COVID-19 SCREENING IN SCHOOLS FOR CHILDREN WITH IDD

09/07/2021


Since November 2020, investigators at Washington University in St. Louis School of Medicine have studied whether weekly saliva-based screening testing of staff and students and mitigation strategies may help keep children with disabilities safe at school. This work is a joint partnership between the Washington University Intellectual and Developmental Disabilities Research Center (WUIDDRC), the Kennedy Krieger Institute in Maryland, the University of Missouri-Kansas City Institute of Human Development, in collaboration with the Special School District of St. Louis County (SSD) in Missouri, with funding from the National Institutes of Health.

During the peak of the pandemic in fall 2020, parents were resistant to return their children with intellectual and developmental disabilities (IDD) to school for in-person learning, even though these children often receive many academic and related services (e.g., speech-language, occupational and physical therapies, and counseling services) through the school system. Their expected inability to reliably wear masks and practice other mitigation strategies, as well as having a significant vulnerability to COVID-19 infection, was thought to put the IDD population at greater risk along with their teachers. Although schools for typically developing children have been shown to be relatively safe during the COVID-19 pandemic, less is known about transmission in schools serving children with IDD.

To investigate the safety in these schools, our study group at Washington University in St. Louis, in collaboration with the Special School District of St. Louis County (SSD), implemented voluntary weekly screening tests for staff and students using saliva-based tests. Results of the first six months of this testing (November 2020 through May 2021) in six schools in St. Louis County that specialize in the education of children with IDD was recently published in the Journal of Neurodevelopmental Disorders. As the first study of COVID-19 screening in schools devoted to children with IDD, the researchers found school serving children with IDD implementing mitigation strategies to be at least as safe, if not safer, than the community.

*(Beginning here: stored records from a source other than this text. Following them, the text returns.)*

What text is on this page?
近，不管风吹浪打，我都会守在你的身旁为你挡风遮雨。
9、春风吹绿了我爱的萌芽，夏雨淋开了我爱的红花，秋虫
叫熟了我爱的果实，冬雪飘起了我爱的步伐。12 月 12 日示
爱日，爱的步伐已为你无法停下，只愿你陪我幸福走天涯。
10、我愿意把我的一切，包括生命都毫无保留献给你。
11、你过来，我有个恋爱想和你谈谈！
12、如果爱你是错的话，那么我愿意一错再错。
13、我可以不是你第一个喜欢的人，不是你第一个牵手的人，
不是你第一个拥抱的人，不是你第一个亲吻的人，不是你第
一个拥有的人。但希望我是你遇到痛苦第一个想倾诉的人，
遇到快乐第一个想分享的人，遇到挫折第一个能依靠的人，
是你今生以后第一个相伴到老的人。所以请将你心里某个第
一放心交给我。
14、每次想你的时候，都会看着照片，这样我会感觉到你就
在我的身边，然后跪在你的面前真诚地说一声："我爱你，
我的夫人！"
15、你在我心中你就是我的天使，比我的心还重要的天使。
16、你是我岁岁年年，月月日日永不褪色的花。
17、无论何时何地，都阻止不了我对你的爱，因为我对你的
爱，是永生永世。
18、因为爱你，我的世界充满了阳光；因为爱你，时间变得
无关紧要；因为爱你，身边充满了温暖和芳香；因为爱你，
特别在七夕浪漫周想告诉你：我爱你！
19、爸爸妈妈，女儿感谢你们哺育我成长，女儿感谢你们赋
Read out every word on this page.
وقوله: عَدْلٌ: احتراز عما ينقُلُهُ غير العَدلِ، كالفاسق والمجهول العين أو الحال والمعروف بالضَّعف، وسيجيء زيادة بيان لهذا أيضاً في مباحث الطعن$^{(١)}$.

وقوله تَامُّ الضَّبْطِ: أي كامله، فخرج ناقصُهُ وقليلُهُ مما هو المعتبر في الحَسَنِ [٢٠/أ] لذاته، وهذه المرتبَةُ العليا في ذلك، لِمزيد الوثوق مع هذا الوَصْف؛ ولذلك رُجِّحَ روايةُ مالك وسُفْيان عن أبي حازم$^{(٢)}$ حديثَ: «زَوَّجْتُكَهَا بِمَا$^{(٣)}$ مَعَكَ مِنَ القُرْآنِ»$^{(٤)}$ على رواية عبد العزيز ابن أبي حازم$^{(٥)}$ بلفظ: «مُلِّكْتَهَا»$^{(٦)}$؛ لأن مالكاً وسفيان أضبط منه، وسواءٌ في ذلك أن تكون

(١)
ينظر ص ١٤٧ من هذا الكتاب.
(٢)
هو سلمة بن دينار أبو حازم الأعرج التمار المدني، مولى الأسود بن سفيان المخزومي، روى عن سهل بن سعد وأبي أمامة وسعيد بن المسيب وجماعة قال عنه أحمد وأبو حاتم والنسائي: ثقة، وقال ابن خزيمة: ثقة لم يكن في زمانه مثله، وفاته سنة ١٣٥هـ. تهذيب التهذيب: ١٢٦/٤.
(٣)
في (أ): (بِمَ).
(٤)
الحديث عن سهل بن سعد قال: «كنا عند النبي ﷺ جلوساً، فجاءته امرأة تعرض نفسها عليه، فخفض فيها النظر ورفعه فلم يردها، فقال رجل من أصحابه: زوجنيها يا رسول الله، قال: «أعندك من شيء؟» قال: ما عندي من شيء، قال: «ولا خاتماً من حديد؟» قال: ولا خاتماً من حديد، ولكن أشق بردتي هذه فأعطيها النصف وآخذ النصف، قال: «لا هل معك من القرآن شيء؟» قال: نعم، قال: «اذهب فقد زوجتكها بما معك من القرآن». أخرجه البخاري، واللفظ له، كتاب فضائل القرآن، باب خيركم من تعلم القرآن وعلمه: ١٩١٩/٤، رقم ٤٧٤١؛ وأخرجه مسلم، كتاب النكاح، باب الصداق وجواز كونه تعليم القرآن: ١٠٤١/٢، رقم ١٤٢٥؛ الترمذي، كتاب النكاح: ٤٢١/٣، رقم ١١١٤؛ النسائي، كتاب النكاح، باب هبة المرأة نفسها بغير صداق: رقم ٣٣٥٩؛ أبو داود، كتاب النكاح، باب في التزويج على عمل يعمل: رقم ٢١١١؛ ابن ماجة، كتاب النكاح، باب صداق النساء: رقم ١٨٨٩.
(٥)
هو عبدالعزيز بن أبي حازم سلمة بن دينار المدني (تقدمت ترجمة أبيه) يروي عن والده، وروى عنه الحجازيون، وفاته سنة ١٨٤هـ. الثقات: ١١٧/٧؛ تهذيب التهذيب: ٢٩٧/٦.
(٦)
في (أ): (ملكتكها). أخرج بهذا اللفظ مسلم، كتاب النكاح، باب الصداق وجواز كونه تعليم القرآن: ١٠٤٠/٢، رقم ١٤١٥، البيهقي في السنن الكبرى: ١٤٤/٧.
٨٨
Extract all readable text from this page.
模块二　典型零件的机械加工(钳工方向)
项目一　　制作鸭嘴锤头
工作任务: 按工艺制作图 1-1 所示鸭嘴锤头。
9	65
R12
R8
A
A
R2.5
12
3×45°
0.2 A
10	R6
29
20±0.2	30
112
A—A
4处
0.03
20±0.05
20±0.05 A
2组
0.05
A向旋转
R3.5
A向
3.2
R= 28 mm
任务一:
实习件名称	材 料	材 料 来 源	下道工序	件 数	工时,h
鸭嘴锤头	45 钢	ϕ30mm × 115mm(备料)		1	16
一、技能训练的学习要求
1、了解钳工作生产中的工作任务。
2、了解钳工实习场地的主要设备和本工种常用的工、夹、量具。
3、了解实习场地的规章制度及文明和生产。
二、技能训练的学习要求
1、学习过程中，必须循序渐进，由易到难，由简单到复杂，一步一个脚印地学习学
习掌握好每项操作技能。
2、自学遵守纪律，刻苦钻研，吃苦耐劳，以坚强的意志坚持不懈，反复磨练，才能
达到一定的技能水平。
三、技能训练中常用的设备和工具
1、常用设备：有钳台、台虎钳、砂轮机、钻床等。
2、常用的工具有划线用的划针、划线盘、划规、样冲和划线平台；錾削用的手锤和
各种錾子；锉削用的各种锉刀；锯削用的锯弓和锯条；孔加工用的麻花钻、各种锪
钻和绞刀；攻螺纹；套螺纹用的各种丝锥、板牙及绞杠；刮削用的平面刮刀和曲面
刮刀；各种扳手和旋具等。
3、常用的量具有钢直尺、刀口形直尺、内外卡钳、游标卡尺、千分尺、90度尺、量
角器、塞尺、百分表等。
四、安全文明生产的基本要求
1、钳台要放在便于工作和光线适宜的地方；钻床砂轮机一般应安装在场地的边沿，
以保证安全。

Out of the 7,289 tests performed, 21 of 416 participants tested positive during the study period (19 staff and 2 students). The average weekly positivity rate was 0.29% which was less than community-based asymptomatic screening protocols. Out of 103 individuals who were quarantined for in-school exposures, the researchers found only two cases that were possibly attributed to in-school transmission, both among staff. In addition, SSD administrators found that students did better than expected with masking, reporting that about 70% of students complied well to mask wearing. Reduced room capacity and phased re-opening were also found helpful mitigation strategies to keep transmission low. Recent emergence of the SARS-CoV-2 delta variant, however, warrants cautious interpretation of these results and highlights the need for ongoing studies of mitigation strategy effectiveness for this evolving pathogen.

In June 2021, the researchers expanded this weekly COVID-19 screening study for staff and students to the Kennedy Krieger Institute schools in Baltimore, Maryland, which similarly serve K-12 students with IDD throughout the Maryland and DC area.